Four-point bending tests of PVB double laminated glass panels – experiments and numerical analysis
Current architecture uses glass even for load bearing structural elements. Typical example is perpendicularly loaded
laminated glass panel as a part of balustrade, staircase, or canopy. Laminated glass is a composition of two or more glass
plies bonded by polymeric interlayer which enables the shear transfer between the individual plies in a laminated panel.
The shear transfer depends on the shear stiffness of a certain interlayer as a time and temperature dependent parameter.
Shear stiffness in time and temperature domain can be numerically described by a discrete Maxwell model whose Prony
parameters may be obtained by Dynamic mechanical thermal analysis (DMTA) of a particular interlayer. There are
various techniques of DMTA as well as various Prony parameters fitting methods. As soon as shear stiffness given by
Maxwell model is quantified, it is desirable to verify its credibility by experiment. This paper compares the experimental
data from displacement-controlled four-point bending tests in various loading rates and from four point bending longterm
creep experiment of double laminated glass panels with PVB interlayer Trosifol BG-R20® to the numerical analysis
performed in ANSYS® 18.0. The interlayer was modelled as a viscoelastic material by two discrete Maxwell models.
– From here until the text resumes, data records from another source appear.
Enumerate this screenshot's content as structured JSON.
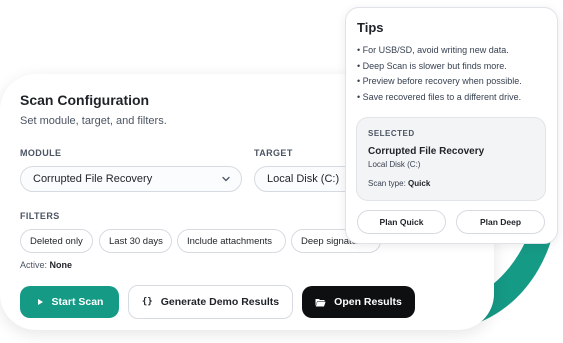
{
  "scan": {
    "title": "Scan Configuration",
    "subtitle": "Set module, target, and filters.",
    "module_label": "MODULE",
    "module_value": "Corrupted File Recovery",
    "target_label": "TARGET",
    "target_value": "Local Disk (C:)",
    "filters_label": "FILTERS",
    "filters": [
      "Deleted only",
      "Last 30 days",
      "Include attachments",
      "Deep signature"
    ],
    "active_prefix": "Active:",
    "active_value": "None",
    "start_label": "Start Scan",
    "demo_label": "Generate Demo Results",
    "open_label": "Open Results"
  },
  "tips": {
    "title": "Tips",
    "items": [
      "• For USB/SD, avoid writing new data.",
      "• Deep Scan is slower but finds more.",
      "• Preview before recovery when possible.",
      "• Save recovered files to a different drive."
    ],
    "selected_label": "SELECTED",
    "selected_title": "Corrupted File Recovery",
    "selected_sub": "Local Disk (C:)",
    "scan_type_prefix": "Scan type:",
    "scan_type_value": "Quick",
    "plan_quick": "Plan Quick",
    "plan_deep": "Plan Deep"
  },
  "colors": {
    "accent": "#159a86",
    "dark": "#0d0f11"
  }
}
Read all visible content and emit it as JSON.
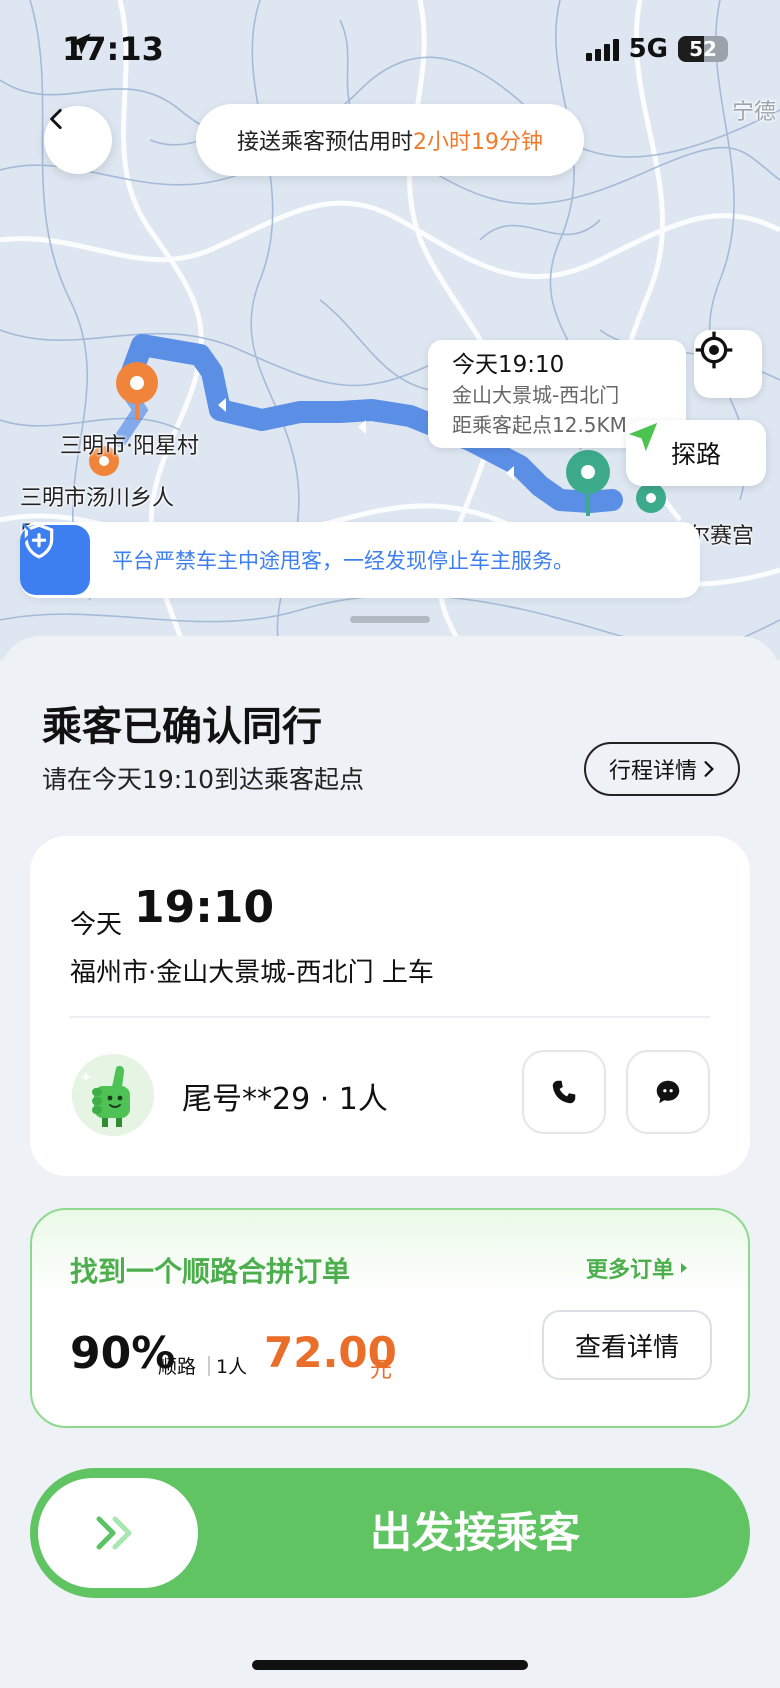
{
  "status_bar": {
    "time": "17:13",
    "network": "5G",
    "battery": "52",
    "battery_level": 0.52
  },
  "map": {
    "eta_prefix": "接送乘客预估用时",
    "eta_value": "2小时19分钟",
    "labels": {
      "yangxing": "三明市·阳星村",
      "tangchuan": "三明市汤川乡人",
      "tangchuan_cut": "民政",
      "saigong": "尔赛宫",
      "ningde": "宁德"
    },
    "callout": {
      "time": "今天19:10",
      "place": "金山大景城-西北门",
      "distance": "距乘客起点12.5KM"
    },
    "explore_label": "探路",
    "colors": {
      "route": "#5b8fe6",
      "origin_pin": "#f0843a",
      "dest_pin": "#3daa8c"
    }
  },
  "notice": {
    "text": "平台严禁车主中途甩客，一经发现停止车主服务。"
  },
  "header": {
    "title": "乘客已确认同行",
    "subtitle": "请在今天19:10到达乘客起点",
    "detail_button": "行程详情"
  },
  "trip_card": {
    "day": "今天",
    "time": "19:10",
    "pickup": "福州市·金山大景城-西北门 上车",
    "passenger": "尾号**29 · 1人"
  },
  "carpool": {
    "title": "找到一个顺路合拼订单",
    "more": "更多订单",
    "match_percent": "90%",
    "match_label": "顺路",
    "people": "1人",
    "price": "72.00",
    "currency": "元",
    "view_button": "查看详情",
    "colors": {
      "accent": "#4cae4c",
      "price": "#ea6d2a"
    }
  },
  "action": {
    "go_label": "出发接乘客",
    "color": "#61c463"
  }
}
Prony parameters of the first Maxwell model were based on DMTA results performed on small scale specimens in single
lap shear mode and Prony parameters of the second Maxwell model were based on DMTA results performed on small
scale specimens in single lap shear mode and torsion mode. Results show that Maxwell model based only on single lap
shear tests enabled to describe the long-term response of a panel while that based on single lap shear and torsion tests
was more precise in task of displacement-controlled test. All experiments and analyses were performed at CTU in Prague.